O Espírito Santo é o segundo maior produtor de café do Brasil e o líder nacional na produção de conilon, variedade amplamente exportada para os EUA. Desde a imposição da tarifa, produtores locais enfrentavam dificuldades para manter competitividade no mercado internacional, com queda nas vendas e aumento nos custos logísticos. Além do café, outros produtos capixabas como pimenta-do-reino, gengibre, pescados e rochas ornamentais também foram duramente afetados.
Segundo dados da Secretaria de Agricultura do ES, o estado exportou mais de US$ 1,2 bilhão em produtos agrícolas para os EUA em 2024, sendo o país o principal destino das mercadorias capixabas. A imposição das tarifas comprometeu esse fluxo, levando cooperativas e empresas a buscar novos mercados ou renegociar contratos.

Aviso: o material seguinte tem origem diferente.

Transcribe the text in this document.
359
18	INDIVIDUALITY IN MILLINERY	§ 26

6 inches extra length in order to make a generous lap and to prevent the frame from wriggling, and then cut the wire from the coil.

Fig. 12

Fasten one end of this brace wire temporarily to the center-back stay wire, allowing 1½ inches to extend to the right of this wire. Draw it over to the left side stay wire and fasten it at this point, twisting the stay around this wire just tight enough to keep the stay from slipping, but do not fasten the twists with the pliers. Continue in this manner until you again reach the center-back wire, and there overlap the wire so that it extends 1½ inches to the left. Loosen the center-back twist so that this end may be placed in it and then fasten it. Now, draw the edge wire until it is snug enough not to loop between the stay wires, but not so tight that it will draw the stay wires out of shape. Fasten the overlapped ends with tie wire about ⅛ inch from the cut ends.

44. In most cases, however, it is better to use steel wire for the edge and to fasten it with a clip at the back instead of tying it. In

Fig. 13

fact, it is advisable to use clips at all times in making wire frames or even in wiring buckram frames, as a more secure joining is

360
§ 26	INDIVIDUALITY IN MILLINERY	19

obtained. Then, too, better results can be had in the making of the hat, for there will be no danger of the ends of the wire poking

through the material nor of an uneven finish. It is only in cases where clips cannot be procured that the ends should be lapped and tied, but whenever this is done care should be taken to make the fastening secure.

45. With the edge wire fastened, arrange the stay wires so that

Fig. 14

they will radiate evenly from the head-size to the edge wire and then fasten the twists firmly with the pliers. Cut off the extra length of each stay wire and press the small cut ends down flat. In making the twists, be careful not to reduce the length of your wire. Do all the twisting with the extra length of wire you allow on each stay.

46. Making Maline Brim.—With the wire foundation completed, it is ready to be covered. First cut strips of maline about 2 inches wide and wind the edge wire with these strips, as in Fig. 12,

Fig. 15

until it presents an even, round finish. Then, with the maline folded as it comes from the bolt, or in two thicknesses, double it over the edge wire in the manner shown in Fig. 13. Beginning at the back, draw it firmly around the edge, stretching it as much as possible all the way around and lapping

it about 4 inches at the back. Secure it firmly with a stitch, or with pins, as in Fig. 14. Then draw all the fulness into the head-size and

Em publicação nas redes sociais, o governador Renato Casagrande (PSB) comemorou a decisão da Casa Branca:
“A decisão dos EUA de reduzir tarifas sobre produtos agrícolas reforça a importância do diálogo e da cooperação internacional. Para o Espírito Santo, com produção forte e qualificada do café às frutas, essa abertura amplia oportunidades e fortalece nossa economia. Nossa expectativa é que a medida avance, alcançando também os demais produtos e ampliando as oportunidades para quem produz no Espírito Santo e no Brasil.”
A declaração de Casagrande reflete o sentimento de alívio entre produtores e exportadores, que agora vislumbram a possibilidade de recuperar parte das perdas acumuladas nos últimos meses. A redução tarifária também é vista como uma estratégia dos EUA para conter a inflação de alimentos, o que pode abrir espaço para negociações futuras envolvendo outros produtos ainda sob taxação.
A expectativa é que o governo brasileiro intensifique o diálogo diplomático para ampliar a lista de produtos beneficiados e garantir maior previsibilidade ao agronegócio capixaba.